In New Jersey, 10-year-old Maya Huber asked why she couldn’t get vaccinated like her parents and both teen brothers have. Her mother, Dr. Nisha Gandhi, a critical care physician at Englewood Hospital, enrolled Maya in the Pfizer study at Rutgers University. But the family hasn’t eased up on their masking and other virus precautions until they learn if Maya received the real vaccine or a dummy shot.

Once she knows she’s protected, Maya’s first goal: “a huge sleepover with all my friends.”

Maya said it was exciting to be part of the study even though she was “super scared” about getting jabbed. But “after you get it, at least you feel like happy that you did it and relieved that it didn’t hurt,” she told the AP.

Pfizer said it studied the lower dose in 2,268 kindergartners and elementary school-aged kids. The FDA required what is called an immune “bridging” study: evidence that the younger children developed antibody levels already proven to be protective in teens and adults. That’s what Pfizer reported Monday in a press release, not a scientific publication. The study still is ongoing, and there haven’t yet been enough COVID-19 cases to compare rates between the vaccinated and those given a placebo — something that might offer additional evidence.

The study isn’t large enough to detect any extremely rare side effects, such as the heart inflammation that sometimes occurs after the second dose, mostly in young men. The FDA’s Marks said the pediatric studies should be large enough to rule out any higher risk to young children. Pfizer’s Gruber said once the vaccine is authorized for younger children, they’ll be carefully monitored for rare risks just like everyone else.

A second U.S. vaccine maker, Moderna, also is studying its shots in elementary school-aged children. Pfizer and Moderna are studying even younger tots as well, down to 6-month-olds. Results are expected later in the year.

Austin Regional Clinic trial contributed to Pfizer’s findings

Locally, Austin Regional Clinic was part of the trial. Pfizer allowed ARC slots for 75 children ages five to 11.

Dr. Jacques Benun, a pediatrician at ARC’s Manor clinic, lead the local vaccine trial in young kids. He said there was a lot more interest than just enough for the 75 slots available.

“Parents were begging to get be part of the trials,” Benun told KXAN.

However, he worries there’s still some hesitancy among parents in the community — and not just those who’ve been hesitant to get the vaccine themselves.

“There’s some parents who are all for it, who can’t wait for their children to get the vaccine, and those are parents that they themselves have been proactive about getting it for themselves. But then I got the other side of the token,” Benun explained. “I got families who are hesitant to get vaccines to themselves, and they don’t want their children to get it. And then, I get mixed in between, where parents did get vaccinated, but they’re nervous to get their kids vaccinated, and they want to wait longer.”

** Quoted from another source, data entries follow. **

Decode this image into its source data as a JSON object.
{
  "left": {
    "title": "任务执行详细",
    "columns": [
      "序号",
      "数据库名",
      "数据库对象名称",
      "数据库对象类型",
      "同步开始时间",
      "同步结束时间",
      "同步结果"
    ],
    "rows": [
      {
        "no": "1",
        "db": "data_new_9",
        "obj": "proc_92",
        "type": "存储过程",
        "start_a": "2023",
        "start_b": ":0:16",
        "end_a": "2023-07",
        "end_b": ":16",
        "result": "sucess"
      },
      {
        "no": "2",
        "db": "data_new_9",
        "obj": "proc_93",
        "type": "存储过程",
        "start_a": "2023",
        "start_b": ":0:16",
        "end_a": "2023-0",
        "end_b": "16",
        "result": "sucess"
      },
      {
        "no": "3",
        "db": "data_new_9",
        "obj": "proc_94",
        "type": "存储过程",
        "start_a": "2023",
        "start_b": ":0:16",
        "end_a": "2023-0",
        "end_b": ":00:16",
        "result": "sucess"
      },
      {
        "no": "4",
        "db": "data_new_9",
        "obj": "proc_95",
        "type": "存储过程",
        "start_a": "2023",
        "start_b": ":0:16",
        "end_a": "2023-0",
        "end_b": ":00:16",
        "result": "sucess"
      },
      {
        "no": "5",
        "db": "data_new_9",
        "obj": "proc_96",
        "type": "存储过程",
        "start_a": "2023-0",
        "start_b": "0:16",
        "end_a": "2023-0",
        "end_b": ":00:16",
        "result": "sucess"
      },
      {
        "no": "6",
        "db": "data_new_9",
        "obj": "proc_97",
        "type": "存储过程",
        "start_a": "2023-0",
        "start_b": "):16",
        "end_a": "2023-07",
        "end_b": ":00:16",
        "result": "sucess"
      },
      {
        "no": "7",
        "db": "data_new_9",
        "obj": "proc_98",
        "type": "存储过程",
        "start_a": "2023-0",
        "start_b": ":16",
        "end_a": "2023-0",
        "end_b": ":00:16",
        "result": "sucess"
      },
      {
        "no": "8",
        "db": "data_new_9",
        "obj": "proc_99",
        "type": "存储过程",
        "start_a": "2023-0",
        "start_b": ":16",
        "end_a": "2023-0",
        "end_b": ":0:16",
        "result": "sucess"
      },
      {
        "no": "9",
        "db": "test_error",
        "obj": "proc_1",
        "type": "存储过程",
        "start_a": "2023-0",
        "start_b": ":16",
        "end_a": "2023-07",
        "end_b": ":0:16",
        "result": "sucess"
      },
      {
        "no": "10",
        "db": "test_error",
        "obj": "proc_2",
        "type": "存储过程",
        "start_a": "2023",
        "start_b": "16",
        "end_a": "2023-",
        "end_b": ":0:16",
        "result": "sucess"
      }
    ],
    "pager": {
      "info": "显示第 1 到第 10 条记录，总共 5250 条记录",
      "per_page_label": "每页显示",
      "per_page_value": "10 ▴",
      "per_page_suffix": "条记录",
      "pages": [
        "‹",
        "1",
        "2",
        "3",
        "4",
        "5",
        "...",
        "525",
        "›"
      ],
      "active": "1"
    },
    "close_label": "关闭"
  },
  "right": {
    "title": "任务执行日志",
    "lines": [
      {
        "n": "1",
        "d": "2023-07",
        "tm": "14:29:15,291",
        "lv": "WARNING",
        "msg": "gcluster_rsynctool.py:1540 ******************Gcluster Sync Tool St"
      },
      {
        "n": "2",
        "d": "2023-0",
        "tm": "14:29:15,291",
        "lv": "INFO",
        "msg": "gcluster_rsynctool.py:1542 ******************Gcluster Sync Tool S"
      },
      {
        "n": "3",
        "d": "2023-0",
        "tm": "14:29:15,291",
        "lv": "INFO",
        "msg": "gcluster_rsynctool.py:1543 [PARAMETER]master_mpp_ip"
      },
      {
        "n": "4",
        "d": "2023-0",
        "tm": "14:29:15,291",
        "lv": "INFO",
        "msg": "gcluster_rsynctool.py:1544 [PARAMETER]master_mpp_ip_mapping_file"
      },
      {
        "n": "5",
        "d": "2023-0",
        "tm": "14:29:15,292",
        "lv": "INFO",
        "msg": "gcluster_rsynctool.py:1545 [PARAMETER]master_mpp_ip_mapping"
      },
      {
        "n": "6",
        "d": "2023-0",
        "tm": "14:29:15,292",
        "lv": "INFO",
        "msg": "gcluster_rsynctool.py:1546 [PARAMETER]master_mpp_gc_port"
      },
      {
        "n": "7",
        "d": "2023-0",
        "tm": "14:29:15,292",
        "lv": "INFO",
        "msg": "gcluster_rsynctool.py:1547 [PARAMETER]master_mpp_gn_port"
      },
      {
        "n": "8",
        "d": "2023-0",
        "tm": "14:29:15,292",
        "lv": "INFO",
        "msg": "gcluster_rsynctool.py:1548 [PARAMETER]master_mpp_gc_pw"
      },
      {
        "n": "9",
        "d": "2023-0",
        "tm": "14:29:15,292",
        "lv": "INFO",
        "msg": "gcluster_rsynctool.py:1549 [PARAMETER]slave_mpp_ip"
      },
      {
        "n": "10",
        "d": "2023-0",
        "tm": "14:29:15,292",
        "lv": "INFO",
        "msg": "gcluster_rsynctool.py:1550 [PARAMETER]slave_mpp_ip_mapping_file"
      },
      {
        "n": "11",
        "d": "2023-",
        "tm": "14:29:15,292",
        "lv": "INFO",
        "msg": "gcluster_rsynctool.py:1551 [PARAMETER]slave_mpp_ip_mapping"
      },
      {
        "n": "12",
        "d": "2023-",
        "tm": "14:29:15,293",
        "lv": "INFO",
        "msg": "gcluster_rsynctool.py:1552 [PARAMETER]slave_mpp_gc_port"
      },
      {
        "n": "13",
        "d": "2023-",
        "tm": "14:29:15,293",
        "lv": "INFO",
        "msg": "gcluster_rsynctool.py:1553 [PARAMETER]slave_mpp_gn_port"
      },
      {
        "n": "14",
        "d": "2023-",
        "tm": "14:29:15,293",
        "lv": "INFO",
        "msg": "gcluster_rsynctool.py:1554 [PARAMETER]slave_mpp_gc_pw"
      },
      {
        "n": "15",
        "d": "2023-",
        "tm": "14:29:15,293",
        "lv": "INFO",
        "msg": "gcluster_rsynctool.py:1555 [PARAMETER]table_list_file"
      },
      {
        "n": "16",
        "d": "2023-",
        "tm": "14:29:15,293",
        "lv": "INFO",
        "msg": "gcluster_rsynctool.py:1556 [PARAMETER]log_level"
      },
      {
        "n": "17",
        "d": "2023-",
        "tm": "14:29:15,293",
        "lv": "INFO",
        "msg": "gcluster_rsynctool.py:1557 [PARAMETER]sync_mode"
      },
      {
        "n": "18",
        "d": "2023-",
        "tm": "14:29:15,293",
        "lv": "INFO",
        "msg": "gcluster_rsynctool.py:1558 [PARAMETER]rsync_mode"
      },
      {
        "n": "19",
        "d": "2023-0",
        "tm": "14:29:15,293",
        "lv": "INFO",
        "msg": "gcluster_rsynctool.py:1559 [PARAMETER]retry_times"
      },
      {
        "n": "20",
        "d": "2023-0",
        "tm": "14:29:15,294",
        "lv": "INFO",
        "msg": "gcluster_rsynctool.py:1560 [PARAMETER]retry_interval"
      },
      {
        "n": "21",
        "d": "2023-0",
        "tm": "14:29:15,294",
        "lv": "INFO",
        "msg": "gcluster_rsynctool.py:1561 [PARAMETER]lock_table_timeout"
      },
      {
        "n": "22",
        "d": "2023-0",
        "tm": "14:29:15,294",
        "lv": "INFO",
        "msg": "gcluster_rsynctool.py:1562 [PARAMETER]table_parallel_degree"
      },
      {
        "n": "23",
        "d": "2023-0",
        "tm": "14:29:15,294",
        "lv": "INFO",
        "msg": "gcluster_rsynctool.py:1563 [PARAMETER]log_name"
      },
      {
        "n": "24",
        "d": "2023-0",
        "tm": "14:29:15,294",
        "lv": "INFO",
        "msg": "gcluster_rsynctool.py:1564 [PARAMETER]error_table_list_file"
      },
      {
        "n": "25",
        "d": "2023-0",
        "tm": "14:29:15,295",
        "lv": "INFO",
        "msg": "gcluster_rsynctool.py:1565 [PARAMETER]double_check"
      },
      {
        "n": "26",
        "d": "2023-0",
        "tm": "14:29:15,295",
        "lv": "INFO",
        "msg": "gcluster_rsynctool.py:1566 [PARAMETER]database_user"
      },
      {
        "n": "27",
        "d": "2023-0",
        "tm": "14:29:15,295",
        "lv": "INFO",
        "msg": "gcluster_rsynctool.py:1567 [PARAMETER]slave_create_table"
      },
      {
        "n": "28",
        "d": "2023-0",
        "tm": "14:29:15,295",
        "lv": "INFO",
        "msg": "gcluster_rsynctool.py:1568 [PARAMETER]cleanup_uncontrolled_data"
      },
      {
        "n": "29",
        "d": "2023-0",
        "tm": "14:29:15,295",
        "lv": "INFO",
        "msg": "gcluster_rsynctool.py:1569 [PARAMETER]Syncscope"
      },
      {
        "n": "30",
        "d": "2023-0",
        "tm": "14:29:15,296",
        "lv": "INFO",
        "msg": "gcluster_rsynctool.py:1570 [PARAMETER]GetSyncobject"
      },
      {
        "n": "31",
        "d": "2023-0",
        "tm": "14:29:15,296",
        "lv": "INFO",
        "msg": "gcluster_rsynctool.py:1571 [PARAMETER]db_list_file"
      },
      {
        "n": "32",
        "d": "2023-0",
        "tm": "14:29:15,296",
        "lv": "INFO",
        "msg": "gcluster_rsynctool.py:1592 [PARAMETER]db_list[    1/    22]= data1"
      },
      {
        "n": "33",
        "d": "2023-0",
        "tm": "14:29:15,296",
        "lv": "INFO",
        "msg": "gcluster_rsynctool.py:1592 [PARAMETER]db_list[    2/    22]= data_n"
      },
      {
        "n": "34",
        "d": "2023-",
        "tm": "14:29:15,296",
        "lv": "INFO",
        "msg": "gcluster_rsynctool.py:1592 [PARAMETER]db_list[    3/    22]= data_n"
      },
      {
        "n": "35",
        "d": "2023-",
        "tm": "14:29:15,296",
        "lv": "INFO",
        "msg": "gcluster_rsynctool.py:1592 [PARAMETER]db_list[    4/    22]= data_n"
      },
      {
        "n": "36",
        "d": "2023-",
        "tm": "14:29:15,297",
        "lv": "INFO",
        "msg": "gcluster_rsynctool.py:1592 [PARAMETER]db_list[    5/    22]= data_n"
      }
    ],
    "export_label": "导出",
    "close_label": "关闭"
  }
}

Benun urges against that mindset.

“I wouldn’t delay one day,” he said, explaining he’s seeing great immunity in his trial participants whose doses are a third of the amount adults and older kids receive.

Benun says side effects shouldn’t be of concern for parents.

“They’re very similar to the adults,” Benun said of the symptoms he’s seen in his trial participants. “Mild side effects. The main examples are, like, soreness on the side of the injection, headaches, body aches, chills.”

Benun says the overall volume of young children going through this Pfizer vaccine trial has been less because the enrollment process is more complicated, needing parental consent.

Still he says enough kids have been part of the trial to prove the shot’s efficacy.

Benun does predict the rollout may take longer than it did for older kids, much like what was seen when the vaccine was first available for adults. That’s because clinics can’t use current vaccine doses they already have. They’ll have to wait on the smaller kids’ doses to be distributed throughout the country.